To address these issues, we introduce DUET-VLM, a novel dual compression framework designed for Vision-Language Models. This framework is versatile and serves as a plug-and-play solution, incorporating two key components:
- Vision-only redundancy aware compression: This initial stage focuses on compressing the output of the vision encoder into a smaller set of information-preserving tokens.
- Layer-wise, salient text-guided dropping: In this second stage, visual tokens within the language backbone are pruned based on their informativeness, allowing for gradual reduction of less critical tokens.
The coordinated management of tokens throughout this dual-stage process enables aggressive compression while ensuring that the essential semantics of the visual information are preserved. Our experiments with LLaVA-1.5-7B demonstrate that DUET-VLM maintains over 99% of baseline accuracy with a 67% reduction in tokens. Remarkably, it still retains over 97% accuracy even with an 89% reduction in token count.
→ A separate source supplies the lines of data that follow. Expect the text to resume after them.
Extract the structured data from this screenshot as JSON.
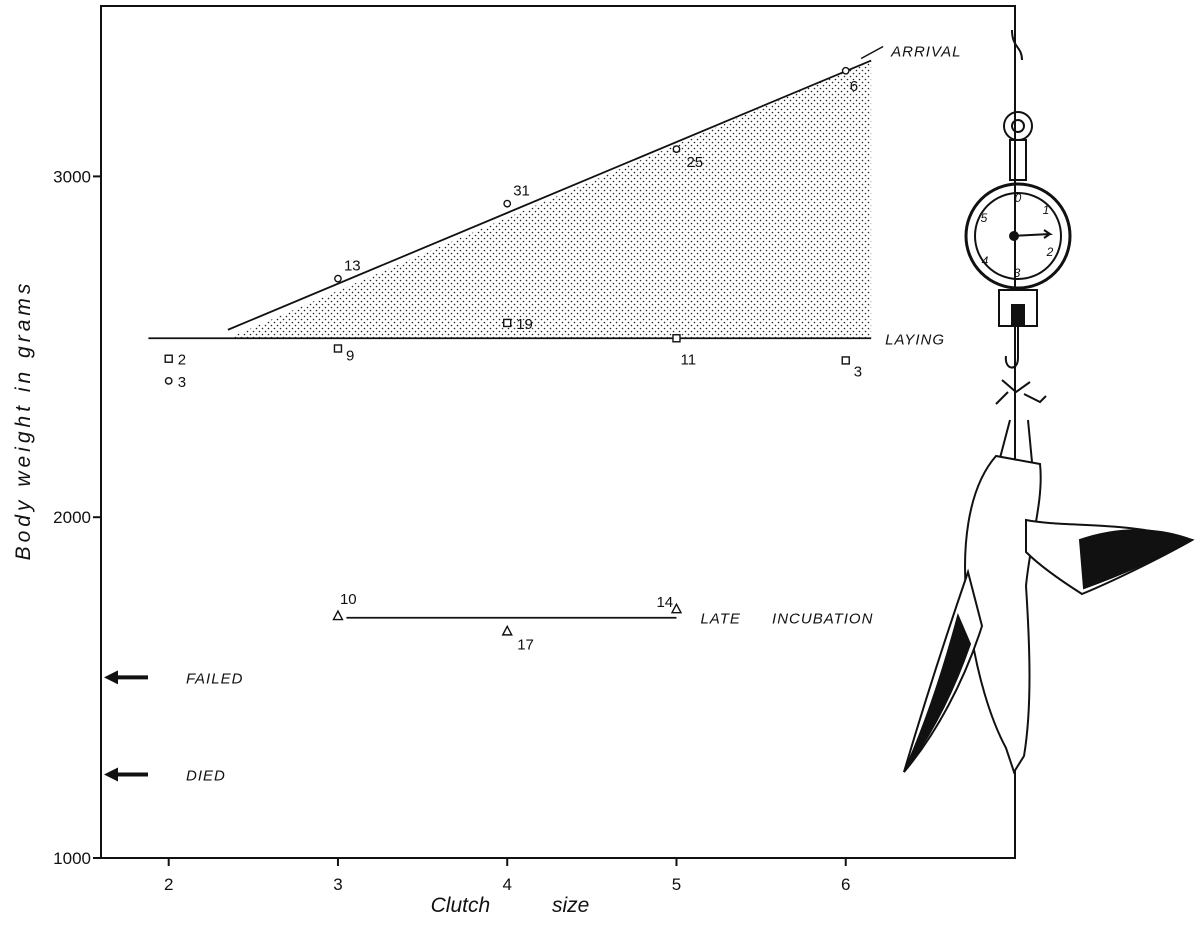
{
  "chart_data": {
    "type": "scatter",
    "title": "",
    "xlabel": "Clutch size",
    "ylabel": "Body weight in grams",
    "xlim": [
      1.6,
      7.0
    ],
    "ylim": [
      1000,
      3500
    ],
    "x_ticks": [
      2,
      3,
      4,
      5,
      6
    ],
    "y_ticks": [
      1000,
      2000,
      3000
    ],
    "grid": false,
    "series": [
      {
        "name": "ARRIVAL",
        "marker": "circle",
        "points": [
          {
            "x": 2,
            "y": 2400,
            "n": "3"
          },
          {
            "x": 3,
            "y": 2700,
            "n": "13"
          },
          {
            "x": 4,
            "y": 2920,
            "n": "31"
          },
          {
            "x": 5,
            "y": 3080,
            "n": "25"
          },
          {
            "x": 6,
            "y": 3310,
            "n": "6"
          }
        ],
        "line": {
          "x": [
            2.35,
            6.15
          ],
          "y": [
            2550,
            3340
          ]
        }
      },
      {
        "name": "LAYING",
        "marker": "square",
        "points": [
          {
            "x": 2,
            "y": 2465,
            "n": "2"
          },
          {
            "x": 3,
            "y": 2495,
            "n": "9"
          },
          {
            "x": 4,
            "y": 2570,
            "n": "19"
          },
          {
            "x": 5,
            "y": 2525,
            "n": "11"
          },
          {
            "x": 6,
            "y": 2460,
            "n": "3"
          }
        ],
        "line": {
          "x": [
            1.88,
            6.15
          ],
          "y": [
            2525,
            2525
          ]
        }
      },
      {
        "name": "LATE INCUBATION",
        "marker": "triangle",
        "points": [
          {
            "x": 3,
            "y": 1710,
            "n": "10"
          },
          {
            "x": 4,
            "y": 1665,
            "n": "17"
          },
          {
            "x": 5,
            "y": 1730,
            "n": "14"
          }
        ],
        "line": {
          "x": [
            3.05,
            5.0
          ],
          "y": [
            1705,
            1705
          ]
        }
      }
    ],
    "reference_markers": [
      {
        "label": "FAILED",
        "y": 1530
      },
      {
        "label": "DIED",
        "y": 1245
      }
    ]
  }
}
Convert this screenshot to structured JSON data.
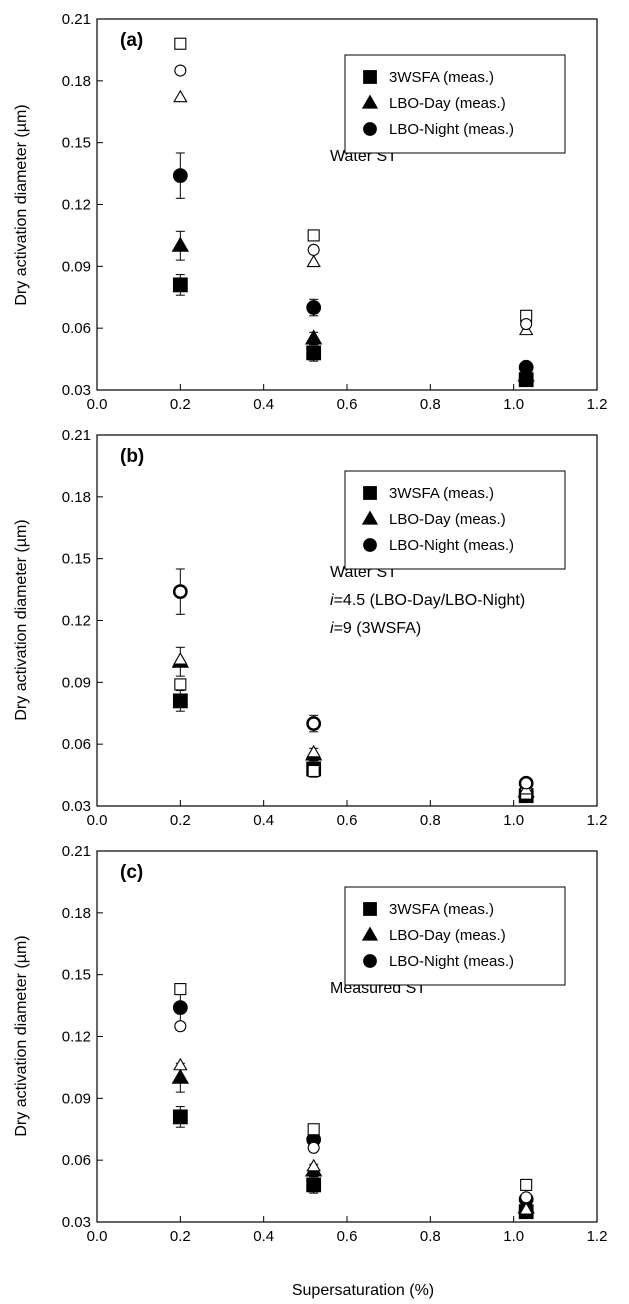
{
  "figure": {
    "xlabel": "Supersaturation (%)",
    "ylabel": "Dry activation diameter (µm)"
  },
  "chart_data": [
    {
      "type": "scatter",
      "panel_label": "(a)",
      "annotation_lines": [
        "Water ST"
      ],
      "xlim": [
        0.0,
        1.2
      ],
      "ylim": [
        0.03,
        0.21
      ],
      "xticks": [
        "0.0",
        "0.2",
        "0.4",
        "0.6",
        "0.8",
        "1.0",
        "1.2"
      ],
      "yticks": [
        "0.03",
        "0.06",
        "0.09",
        "0.12",
        "0.15",
        "0.18",
        "0.21"
      ],
      "legend": {
        "position": "top-right",
        "entries": [
          {
            "label": "3WSFA (meas.)",
            "marker": "square"
          },
          {
            "label": "LBO-Day (meas.)",
            "marker": "triangle"
          },
          {
            "label": "LBO-Night (meas.)",
            "marker": "circle"
          }
        ]
      },
      "x": [
        0.2,
        0.52,
        1.03
      ],
      "series": [
        {
          "marker": "square",
          "filled": true,
          "y": [
            0.081,
            0.048,
            0.035
          ],
          "err": [
            0.005,
            0.004,
            0.002
          ]
        },
        {
          "marker": "triangle",
          "filled": true,
          "y": [
            0.1,
            0.055,
            0.037
          ],
          "err": [
            0.007,
            0.003,
            0.002
          ]
        },
        {
          "marker": "circle",
          "filled": true,
          "y": [
            0.134,
            0.07,
            0.041
          ],
          "err": [
            0.011,
            0.004,
            0.002
          ]
        },
        {
          "marker": "square",
          "filled": false,
          "y": [
            0.198,
            0.105,
            0.066
          ],
          "err": []
        },
        {
          "marker": "triangle",
          "filled": false,
          "y": [
            0.172,
            0.092,
            0.059
          ],
          "err": []
        },
        {
          "marker": "circle",
          "filled": false,
          "y": [
            0.185,
            0.098,
            0.062
          ],
          "err": []
        }
      ]
    },
    {
      "type": "scatter",
      "panel_label": "(b)",
      "annotation_lines": [
        "Water ST",
        "i=4.5 (LBO-Day/LBO-Night)",
        "i=9 (3WSFA)"
      ],
      "xlim": [
        0.0,
        1.2
      ],
      "ylim": [
        0.03,
        0.21
      ],
      "xticks": [
        "0.0",
        "0.2",
        "0.4",
        "0.6",
        "0.8",
        "1.0",
        "1.2"
      ],
      "yticks": [
        "0.03",
        "0.06",
        "0.09",
        "0.12",
        "0.15",
        "0.18",
        "0.21"
      ],
      "legend": {
        "position": "top-right",
        "entries": [
          {
            "label": "3WSFA (meas.)",
            "marker": "square"
          },
          {
            "label": "LBO-Day (meas.)",
            "marker": "triangle"
          },
          {
            "label": "LBO-Night (meas.)",
            "marker": "circle"
          }
        ]
      },
      "x": [
        0.2,
        0.52,
        1.03
      ],
      "series": [
        {
          "marker": "square",
          "filled": true,
          "y": [
            0.081,
            0.048,
            0.035
          ],
          "err": [
            0.005,
            0.004,
            0.002
          ]
        },
        {
          "marker": "triangle",
          "filled": true,
          "y": [
            0.1,
            0.055,
            0.037
          ],
          "err": [
            0.007,
            0.003,
            0.002
          ]
        },
        {
          "marker": "circle",
          "filled": true,
          "y": [
            0.134,
            0.07,
            0.041
          ],
          "err": [
            0.011,
            0.004,
            0.002
          ]
        },
        {
          "marker": "square",
          "filled": false,
          "y": [
            0.089,
            0.047,
            0.036
          ],
          "err": []
        },
        {
          "marker": "triangle",
          "filled": false,
          "y": [
            0.101,
            0.056,
            0.038
          ],
          "err": []
        },
        {
          "marker": "circle",
          "filled": false,
          "y": [
            0.134,
            0.07,
            0.041
          ],
          "err": []
        }
      ]
    },
    {
      "type": "scatter",
      "panel_label": "(c)",
      "annotation_lines": [
        "Measured ST"
      ],
      "xlim": [
        0.0,
        1.2
      ],
      "ylim": [
        0.03,
        0.21
      ],
      "xticks": [
        "0.0",
        "0.2",
        "0.4",
        "0.6",
        "0.8",
        "1.0",
        "1.2"
      ],
      "yticks": [
        "0.03",
        "0.06",
        "0.09",
        "0.12",
        "0.15",
        "0.18",
        "0.21"
      ],
      "legend": {
        "position": "top-right",
        "entries": [
          {
            "label": "3WSFA (meas.)",
            "marker": "square"
          },
          {
            "label": "LBO-Day (meas.)",
            "marker": "triangle"
          },
          {
            "label": "LBO-Night (meas.)",
            "marker": "circle"
          }
        ]
      },
      "x": [
        0.2,
        0.52,
        1.03
      ],
      "series": [
        {
          "marker": "square",
          "filled": true,
          "y": [
            0.081,
            0.048,
            0.035
          ],
          "err": [
            0.005,
            0.004,
            0.002
          ]
        },
        {
          "marker": "triangle",
          "filled": true,
          "y": [
            0.1,
            0.055,
            0.037
          ],
          "err": [
            0.007,
            0.003,
            0.002
          ]
        },
        {
          "marker": "circle",
          "filled": true,
          "y": [
            0.134,
            0.07,
            0.041
          ],
          "err": [
            0.011,
            0.004,
            0.002
          ]
        },
        {
          "marker": "square",
          "filled": false,
          "y": [
            0.143,
            0.075,
            0.048
          ],
          "err": []
        },
        {
          "marker": "triangle",
          "filled": false,
          "y": [
            0.106,
            0.057,
            0.036
          ],
          "err": []
        },
        {
          "marker": "circle",
          "filled": false,
          "y": [
            0.125,
            0.066,
            0.042
          ],
          "err": []
        }
      ]
    }
  ]
}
Moreover, when integrating DUET-VLM into the Video-LLaVA-7B model, the results are even more impressive. This integration not only surpasses the baseline performance but also achieves an accuracy of over 100% while reducing the token count by 53.1%. In extreme conditions, where a 93.4% reduction is applied, the model still retains a remarkable 97.6% accuracy. These findings underscore the effectiveness of end-to-end training with DUET-VLM, which allows for robust adaptation to reduced visual input, whether in images or videos, without sacrificing accuracy.
Furthermore, DUET-VLM produces compact yet semantically rich representations, fitting within the same computational budget as prior models. This dual-stage compression approach is a significant advancement in the field, setting new standards in visual token reduction methods across multiple benchmarks.
For those interested in exploring the technical details and implementation of DUET-VLM, our code is publicly available at https://github.com/AMD-AGI/DUET-VLM.
As the demand for efficient AI models continues to grow, innovations like DUET-VLM provide promising pathways toward enhancing the capabilities and efficiency of Vision-Language Models, paving the way for more accessible and powerful AI applications.